Some 100,000 patients in the UK with inflammatory bowel disease (IBD) don’t have access to adequate care, according to a survey from the patient charity, Crohn’s and Colitis UK.
IBD nurses are instrumental in improving the quality of life for patients with IBD as well as helping to cut significant costs to the NHS, yet many health services are not offering the recommended nursing level.
As the first point of contact, the specialist nurse role provides expert care, often during distressing times.
These specialist nurses are able to coordinate expensive therapies in a cost effective way, as well as reducing A&E visits.
Studies have shown that IBD nurses help with a 38% reduction in hospital visits and a 19% reduction in in-patient length of stay.
IBD costs the NHS £900 million every year, with the average cost per patient being £3,000 annually.
These costs are comparable to diabetes or cancer as treatment options can include effective, but expensive, biological drugs and surgery.
Recent researchhas also revealed that six out of 10 IBD services in hospitals do not currently meet the recommended standard for the number of IBD nurses necessary to deliver the right level of service and support.
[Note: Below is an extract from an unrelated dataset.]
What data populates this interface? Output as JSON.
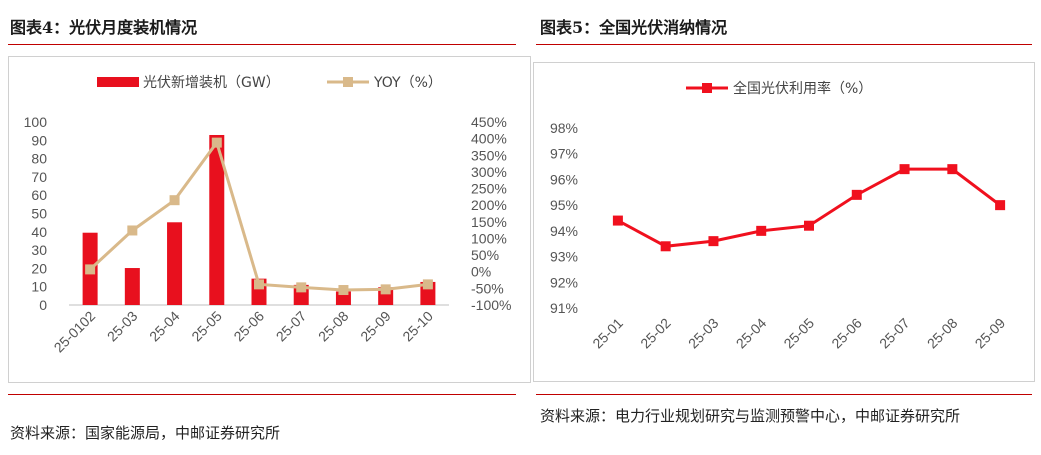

The survey also found that 80% of respondents without access to a specialist nurse did not know that they should have access to one, highlighting the information gap that patients need to understand and manage their condition effectively.
The charity also found that standards of IBD care are higher in centres where the IBD team includes a nursing role.
Isobel Mason, nurse consultant and IBD nursing development manager at Crohn’s and Colitis UK said: “It seems inconceivable that these roles need justifying when there is so much evidence of the contribution specialist nurses bring to patient care.
“More than 100,000 people are not being offered the health support they deserve or is recommended, and many more are struggling to be seen by a service that is under pressure – a return to the dark days when one-in-four specialist nurses were threatened by redundancy and almost half asked to work outside their specialty in more generic role would be a disaster for everyone affected by chronic conditions. More nurses means better care.”
The charity is also asking hospital chiefs and IBD teams to work directly with the charity to support the delivery of more IBD nurses locally, as well as working with IBD nurses and gastroenterologists to provide new resources that can facilitate job and business planning for health service development.
Dr Ann McMahon from the Royal College of Nursing said: “Specialist IBD nurses have been praised for the invaluable support and expertise they provide to improve patients’ quality of life, giving them more control over their treatment. We would welcome more specialist nurses to reach those who currently don’t have access to the care they deserve.”
IBD patients describe the nursing role as a ‘lifeline’.
Ste Walker, 25, from Huddersfield was diagnosed with Crohn’s Disease in 2012.
Recently Ste has spent more than 21 months in hospital and was finally discharged in February with no more than five days at home in between.
“The last six months have been incredibly tough. I was getting depressed and my mental state was deteriorating fast while in hospital. Before I was discharged, myself and the doctors took the decision to remove my Hickman line [a central venous catheter].
“I had sepsis – blood poisoning – eight times last year, I’m still being sick daily and I’m still in a fair amount of pain, but I am at home and that to me is a huge step forward. I have access to a fantastic IBD nurse, which is so reassuring now that I am finally out of hospital and I know she is there to support me whenever I need her.
“My IBD nurse has been amazing and I couldn’t fault her. She is great as I can ring her at anytime and she answers. If I need advice she gives it, and gets in touch with my GP, consultants and specialists if I need them. She really is super amazing and I can’t thank her enough for all her help and support.”